The periodic table has expanded recently with the creation of synthetic, superheavy elements. These elements do not occur naturally and are forged in specialized laboratories. Their existence completes the seventh row of the table, offering physicists a glimpse into the behavior of matter at its limit. Creating these new atomic species requires immense energy and cutting-edge technology, pushing the boundaries of nuclear science.
Element 118: Identification and Basic Characteristics
The most recently discovered element officially recognized is Oganesson (Og), designated by the atomic number 118. This synthetic element completes the seventh period of the periodic table and is classified as a transuranium element, meaning its atomic number is greater than that of uranium (92).

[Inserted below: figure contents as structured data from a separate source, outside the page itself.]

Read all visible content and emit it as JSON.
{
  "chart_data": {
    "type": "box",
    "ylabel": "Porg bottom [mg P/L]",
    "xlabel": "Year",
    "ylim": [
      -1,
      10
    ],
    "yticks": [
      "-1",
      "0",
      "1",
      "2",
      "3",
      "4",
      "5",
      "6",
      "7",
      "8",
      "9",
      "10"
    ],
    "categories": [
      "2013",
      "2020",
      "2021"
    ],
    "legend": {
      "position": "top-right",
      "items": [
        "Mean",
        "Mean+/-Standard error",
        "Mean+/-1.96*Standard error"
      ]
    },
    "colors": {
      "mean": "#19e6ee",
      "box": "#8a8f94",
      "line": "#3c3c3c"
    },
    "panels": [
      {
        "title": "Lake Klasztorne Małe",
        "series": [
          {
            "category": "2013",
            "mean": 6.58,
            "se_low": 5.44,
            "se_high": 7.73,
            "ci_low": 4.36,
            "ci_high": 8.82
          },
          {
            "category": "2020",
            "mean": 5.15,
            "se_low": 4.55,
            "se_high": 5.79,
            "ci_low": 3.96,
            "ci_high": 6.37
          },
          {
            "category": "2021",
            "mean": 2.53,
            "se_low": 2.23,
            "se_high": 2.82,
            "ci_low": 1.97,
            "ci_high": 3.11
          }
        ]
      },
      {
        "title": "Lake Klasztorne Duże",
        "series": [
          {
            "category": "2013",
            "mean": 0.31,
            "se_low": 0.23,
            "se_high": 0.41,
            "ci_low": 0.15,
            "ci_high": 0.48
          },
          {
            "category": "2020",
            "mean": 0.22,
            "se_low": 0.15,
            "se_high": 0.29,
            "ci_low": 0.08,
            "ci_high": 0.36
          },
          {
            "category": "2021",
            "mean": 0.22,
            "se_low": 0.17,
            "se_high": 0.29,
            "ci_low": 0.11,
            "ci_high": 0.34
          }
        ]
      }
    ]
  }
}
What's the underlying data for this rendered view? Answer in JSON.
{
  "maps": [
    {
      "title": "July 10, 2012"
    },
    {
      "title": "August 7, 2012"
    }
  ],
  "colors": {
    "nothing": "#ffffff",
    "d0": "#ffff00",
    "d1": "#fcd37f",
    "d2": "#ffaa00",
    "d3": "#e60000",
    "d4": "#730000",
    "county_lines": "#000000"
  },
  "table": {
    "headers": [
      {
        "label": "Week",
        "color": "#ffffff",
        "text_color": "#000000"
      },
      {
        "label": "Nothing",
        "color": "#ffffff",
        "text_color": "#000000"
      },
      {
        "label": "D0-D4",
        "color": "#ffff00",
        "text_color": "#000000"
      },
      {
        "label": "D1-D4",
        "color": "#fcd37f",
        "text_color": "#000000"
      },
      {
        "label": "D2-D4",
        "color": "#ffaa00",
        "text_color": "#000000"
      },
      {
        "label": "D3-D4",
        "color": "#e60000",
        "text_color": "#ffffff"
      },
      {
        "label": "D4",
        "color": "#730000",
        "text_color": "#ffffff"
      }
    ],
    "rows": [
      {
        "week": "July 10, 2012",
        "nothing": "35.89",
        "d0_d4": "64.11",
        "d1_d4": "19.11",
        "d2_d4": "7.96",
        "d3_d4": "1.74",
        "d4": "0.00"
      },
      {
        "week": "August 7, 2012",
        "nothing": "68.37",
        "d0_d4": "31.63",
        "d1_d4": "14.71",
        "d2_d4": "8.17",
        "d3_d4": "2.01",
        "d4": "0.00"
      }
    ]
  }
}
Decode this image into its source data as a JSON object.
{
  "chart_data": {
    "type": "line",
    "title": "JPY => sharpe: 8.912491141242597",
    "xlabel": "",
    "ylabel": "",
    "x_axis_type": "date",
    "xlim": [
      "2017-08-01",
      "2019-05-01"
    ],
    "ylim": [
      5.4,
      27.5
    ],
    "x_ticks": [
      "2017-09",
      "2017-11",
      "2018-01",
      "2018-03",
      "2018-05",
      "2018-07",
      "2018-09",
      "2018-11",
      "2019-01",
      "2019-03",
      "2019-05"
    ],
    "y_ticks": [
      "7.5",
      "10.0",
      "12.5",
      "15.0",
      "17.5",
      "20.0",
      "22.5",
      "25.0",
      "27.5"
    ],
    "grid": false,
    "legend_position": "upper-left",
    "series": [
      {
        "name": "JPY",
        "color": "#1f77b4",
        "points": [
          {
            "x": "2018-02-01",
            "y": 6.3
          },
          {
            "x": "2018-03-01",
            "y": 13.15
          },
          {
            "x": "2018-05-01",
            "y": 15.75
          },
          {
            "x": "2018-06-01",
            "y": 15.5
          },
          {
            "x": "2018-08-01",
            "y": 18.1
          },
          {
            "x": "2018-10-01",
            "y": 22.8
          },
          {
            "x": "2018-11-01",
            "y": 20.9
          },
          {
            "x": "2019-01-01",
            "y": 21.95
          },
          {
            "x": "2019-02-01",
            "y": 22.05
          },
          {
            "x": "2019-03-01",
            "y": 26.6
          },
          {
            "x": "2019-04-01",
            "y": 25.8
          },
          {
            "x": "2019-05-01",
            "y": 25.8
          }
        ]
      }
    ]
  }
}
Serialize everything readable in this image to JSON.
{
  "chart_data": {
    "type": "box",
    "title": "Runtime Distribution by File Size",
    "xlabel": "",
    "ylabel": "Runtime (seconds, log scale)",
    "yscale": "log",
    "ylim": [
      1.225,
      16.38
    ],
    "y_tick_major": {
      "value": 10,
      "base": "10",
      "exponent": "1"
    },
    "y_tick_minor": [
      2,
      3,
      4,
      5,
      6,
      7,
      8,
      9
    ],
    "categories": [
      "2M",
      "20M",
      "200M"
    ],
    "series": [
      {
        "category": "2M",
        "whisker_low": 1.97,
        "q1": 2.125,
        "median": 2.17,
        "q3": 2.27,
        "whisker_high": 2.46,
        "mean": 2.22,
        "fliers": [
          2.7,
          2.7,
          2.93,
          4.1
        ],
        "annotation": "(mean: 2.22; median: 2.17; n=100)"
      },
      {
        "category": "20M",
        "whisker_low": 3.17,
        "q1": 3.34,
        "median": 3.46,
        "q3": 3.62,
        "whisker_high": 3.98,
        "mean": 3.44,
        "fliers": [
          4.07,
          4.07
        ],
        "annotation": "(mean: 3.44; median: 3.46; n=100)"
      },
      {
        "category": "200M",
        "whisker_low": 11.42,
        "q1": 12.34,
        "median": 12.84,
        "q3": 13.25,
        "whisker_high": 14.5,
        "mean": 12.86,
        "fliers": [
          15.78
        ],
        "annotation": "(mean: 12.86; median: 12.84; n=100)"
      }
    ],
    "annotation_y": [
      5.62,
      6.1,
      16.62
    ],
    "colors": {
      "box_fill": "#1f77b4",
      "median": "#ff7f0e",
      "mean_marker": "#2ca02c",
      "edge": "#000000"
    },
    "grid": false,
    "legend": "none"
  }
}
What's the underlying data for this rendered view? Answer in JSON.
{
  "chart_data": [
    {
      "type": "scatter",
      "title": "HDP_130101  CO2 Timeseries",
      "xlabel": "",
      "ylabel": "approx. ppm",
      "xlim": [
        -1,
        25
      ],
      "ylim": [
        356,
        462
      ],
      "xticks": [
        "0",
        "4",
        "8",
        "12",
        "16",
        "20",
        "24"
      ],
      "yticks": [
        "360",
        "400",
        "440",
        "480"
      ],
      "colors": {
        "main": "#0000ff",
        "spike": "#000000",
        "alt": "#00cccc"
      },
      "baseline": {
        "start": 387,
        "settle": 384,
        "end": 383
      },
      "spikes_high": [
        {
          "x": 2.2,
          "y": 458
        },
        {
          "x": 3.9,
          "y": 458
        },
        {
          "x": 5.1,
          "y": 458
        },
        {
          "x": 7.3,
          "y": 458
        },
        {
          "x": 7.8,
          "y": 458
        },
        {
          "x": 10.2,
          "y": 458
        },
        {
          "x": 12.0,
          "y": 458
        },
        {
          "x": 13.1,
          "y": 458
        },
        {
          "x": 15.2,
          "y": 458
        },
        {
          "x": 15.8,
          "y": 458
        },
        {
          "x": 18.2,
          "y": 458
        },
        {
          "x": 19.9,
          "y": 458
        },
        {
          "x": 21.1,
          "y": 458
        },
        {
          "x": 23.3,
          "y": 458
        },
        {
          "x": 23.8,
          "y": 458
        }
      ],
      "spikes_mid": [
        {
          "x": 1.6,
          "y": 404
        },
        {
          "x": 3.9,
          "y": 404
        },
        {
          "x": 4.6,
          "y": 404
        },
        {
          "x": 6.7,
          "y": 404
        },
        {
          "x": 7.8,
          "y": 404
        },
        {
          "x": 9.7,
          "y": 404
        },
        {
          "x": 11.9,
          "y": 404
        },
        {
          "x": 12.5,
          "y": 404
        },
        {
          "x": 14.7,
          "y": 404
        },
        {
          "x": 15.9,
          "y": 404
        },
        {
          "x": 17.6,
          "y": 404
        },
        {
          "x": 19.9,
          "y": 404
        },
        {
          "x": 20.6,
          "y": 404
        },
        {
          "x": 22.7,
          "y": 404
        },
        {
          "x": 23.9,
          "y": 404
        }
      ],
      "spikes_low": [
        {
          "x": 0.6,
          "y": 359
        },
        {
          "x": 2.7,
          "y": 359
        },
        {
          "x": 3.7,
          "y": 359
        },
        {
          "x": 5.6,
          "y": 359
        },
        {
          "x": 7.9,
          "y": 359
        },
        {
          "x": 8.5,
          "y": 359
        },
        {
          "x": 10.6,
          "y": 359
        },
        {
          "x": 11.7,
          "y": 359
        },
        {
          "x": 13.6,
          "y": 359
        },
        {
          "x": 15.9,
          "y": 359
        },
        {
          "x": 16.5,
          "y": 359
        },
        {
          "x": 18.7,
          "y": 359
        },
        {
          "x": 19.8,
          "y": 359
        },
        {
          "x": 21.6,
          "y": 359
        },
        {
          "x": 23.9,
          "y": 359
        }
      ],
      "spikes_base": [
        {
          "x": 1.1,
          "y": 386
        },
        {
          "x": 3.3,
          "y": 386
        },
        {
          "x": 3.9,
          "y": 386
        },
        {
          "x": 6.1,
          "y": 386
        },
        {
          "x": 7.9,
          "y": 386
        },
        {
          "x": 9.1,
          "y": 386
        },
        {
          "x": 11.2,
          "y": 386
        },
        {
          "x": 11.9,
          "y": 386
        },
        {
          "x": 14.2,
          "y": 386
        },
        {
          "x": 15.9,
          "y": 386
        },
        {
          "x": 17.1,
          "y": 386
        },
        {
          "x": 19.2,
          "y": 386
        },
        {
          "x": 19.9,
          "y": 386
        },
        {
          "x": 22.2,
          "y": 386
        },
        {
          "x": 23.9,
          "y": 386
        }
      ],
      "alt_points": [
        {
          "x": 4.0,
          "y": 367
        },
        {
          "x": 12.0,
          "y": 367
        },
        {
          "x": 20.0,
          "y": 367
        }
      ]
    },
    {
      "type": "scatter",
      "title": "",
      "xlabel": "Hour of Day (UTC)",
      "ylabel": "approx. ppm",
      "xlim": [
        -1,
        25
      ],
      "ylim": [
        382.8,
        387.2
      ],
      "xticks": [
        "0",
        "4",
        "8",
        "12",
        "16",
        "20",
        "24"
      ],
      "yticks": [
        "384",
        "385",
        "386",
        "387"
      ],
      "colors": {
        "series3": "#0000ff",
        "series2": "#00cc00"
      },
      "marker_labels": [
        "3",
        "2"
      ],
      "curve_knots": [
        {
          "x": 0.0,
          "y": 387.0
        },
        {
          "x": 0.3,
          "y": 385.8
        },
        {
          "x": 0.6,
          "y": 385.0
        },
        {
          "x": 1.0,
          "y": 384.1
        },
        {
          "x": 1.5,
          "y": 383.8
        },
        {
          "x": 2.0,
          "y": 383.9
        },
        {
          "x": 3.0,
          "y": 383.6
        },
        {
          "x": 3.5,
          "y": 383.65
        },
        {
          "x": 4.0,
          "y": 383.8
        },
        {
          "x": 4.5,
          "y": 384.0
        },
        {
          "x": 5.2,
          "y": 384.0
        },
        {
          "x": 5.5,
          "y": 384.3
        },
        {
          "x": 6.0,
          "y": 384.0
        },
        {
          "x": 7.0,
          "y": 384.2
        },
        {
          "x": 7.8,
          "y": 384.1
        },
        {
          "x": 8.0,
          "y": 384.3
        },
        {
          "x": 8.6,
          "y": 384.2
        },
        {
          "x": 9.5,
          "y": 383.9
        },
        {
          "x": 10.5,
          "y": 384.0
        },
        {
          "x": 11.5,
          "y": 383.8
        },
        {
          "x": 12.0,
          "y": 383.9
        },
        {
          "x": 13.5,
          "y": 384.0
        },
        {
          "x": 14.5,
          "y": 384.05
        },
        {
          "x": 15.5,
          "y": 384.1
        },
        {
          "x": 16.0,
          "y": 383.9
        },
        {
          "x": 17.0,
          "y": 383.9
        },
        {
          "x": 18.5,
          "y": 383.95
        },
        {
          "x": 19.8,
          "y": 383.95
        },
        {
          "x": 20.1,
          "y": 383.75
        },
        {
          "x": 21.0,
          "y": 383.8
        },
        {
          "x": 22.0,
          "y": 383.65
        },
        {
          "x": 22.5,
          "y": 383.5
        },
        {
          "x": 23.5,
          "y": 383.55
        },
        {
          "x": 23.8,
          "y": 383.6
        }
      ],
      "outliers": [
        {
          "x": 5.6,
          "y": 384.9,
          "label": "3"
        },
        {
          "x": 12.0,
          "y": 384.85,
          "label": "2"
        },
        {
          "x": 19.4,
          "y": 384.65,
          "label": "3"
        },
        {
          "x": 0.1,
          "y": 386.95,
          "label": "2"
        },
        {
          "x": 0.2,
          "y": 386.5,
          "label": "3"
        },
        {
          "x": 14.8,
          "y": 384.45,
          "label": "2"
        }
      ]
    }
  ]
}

Oganesson is positioned in Group 18, the column known for noble gases. Theoretical models suggest Oganesson may not behave like a typical noble gas due to relativistic effects altering its properties. The element is extremely unstable; its most stable isotope, Oganesson-294, has a half-life of approximately 0.7 milliseconds. This rapid decay limits the ability to experimentally study its chemical and physical characteristics.
Synthesizing Superheavy Elements in the Lab
The creation of superheavy elements relies on “hot fusion,” which requires a powerful particle accelerator. This process involves accelerating a beam of lighter, positively charged nuclei and smashing them into a target made of a heavier element. For Oganesson-294, scientists in Dubna, Russia, used a beam of Calcium-48 ions directed at a target of Californium-249.
Calcium-48 was chosen because its neutron-rich nucleus helps stabilize the resulting superheavy nucleus. The calcium ions were accelerated to overcome the strong repulsive force between the positive charges and briefly fuse. This collision must be precisely tuned to ensure the nuclei fuse without immediately breaking apart, forming a compound nucleus. Successful fusion is exceedingly rare, often creating only a few atoms before the target material is depleted.
The resulting compound nucleus of Oganesson is highly excited and immediately sheds excess energy by evaporating neutrons, typically three, to reach a more stable state. Scientists use magnetic separators to filter the desired atoms from the stream of unreacted particles and byproducts. The Oganesson atom is detected indirectly by observing the characteristic sequence of alpha particles it emits as it decays through a chain of lighter elements. Hot fusion, using neutron-rich materials, has been the most successful method for synthesizing the heaviest elements.
The Official Process for Naming and Validation
The journey to a permanent place on the periodic table is overseen by international scientific bodies. The discovery claim is first reviewed by the Joint Working Party (JWP), a committee composed of members from the International Union of Pure and Applied Chemistry (IUPAC) and the International Union of Pure and Applied Physics (IUPAP). This group rigorously examines the experimental data to determine if the evidence is sufficient and reliable.
A discovery is confirmed only when independent laboratories have successfully reproduced the results, observing the same identifying decay chains. Before official recognition, the element is given a temporary systematic name based on its atomic number, such as “ununoctium” for Element 118. Once the JWP verifies the discovery, the claiming team proposes a permanent name and symbol to the IUPAC Inorganic Chemistry Division.
IUPAC guidelines allow new elements to be named after a mythological concept, a mineral, a place, a property, or a scientist. The discoverers of Element 118 proposed Oganesson, honoring Russian nuclear physicist Yuri Oganessian. The proposed name undergoes a public review before the IUPAC Council grants final ratification, a process that can take several years. Oganesson was formally approved in November 2016, and its “-on” ending maintains consistency with other Group 18 noble gases.
The Future: Searching for the Island of Stability
The synthesis of Element 118 has prompted physicists to focus on the search for elements 119 and 120, which will begin the eighth row. This pursuit is driven by the theoretical “Island of Stability.” Nuclear models predict that a specific combination of protons and neutrons, known as “magic numbers,” could result in nuclei with significantly enhanced stability.
While current superheavy elements decay in milliseconds, elements on the theoretical island are predicted to have half-lives measured in minutes, hours, or longer. The center of this island is believed to reside around elements with 114 to 126 protons and 184 neutrons. Reaching this region requires more powerful accelerators and increasingly neutron-rich projectiles and targets, as the supply of necessary actinide targets is limited.
Experiments are underway globally to synthesize elements 119 and 120, for example, by bombarding curium-248 with a vanadium-51 beam. The challenge is immense because the probability of successful fusion decreases dramatically with each heavier element. Proving the existence of the Island of Stability would provide profound insights into the fundamental forces governing the atomic nucleus.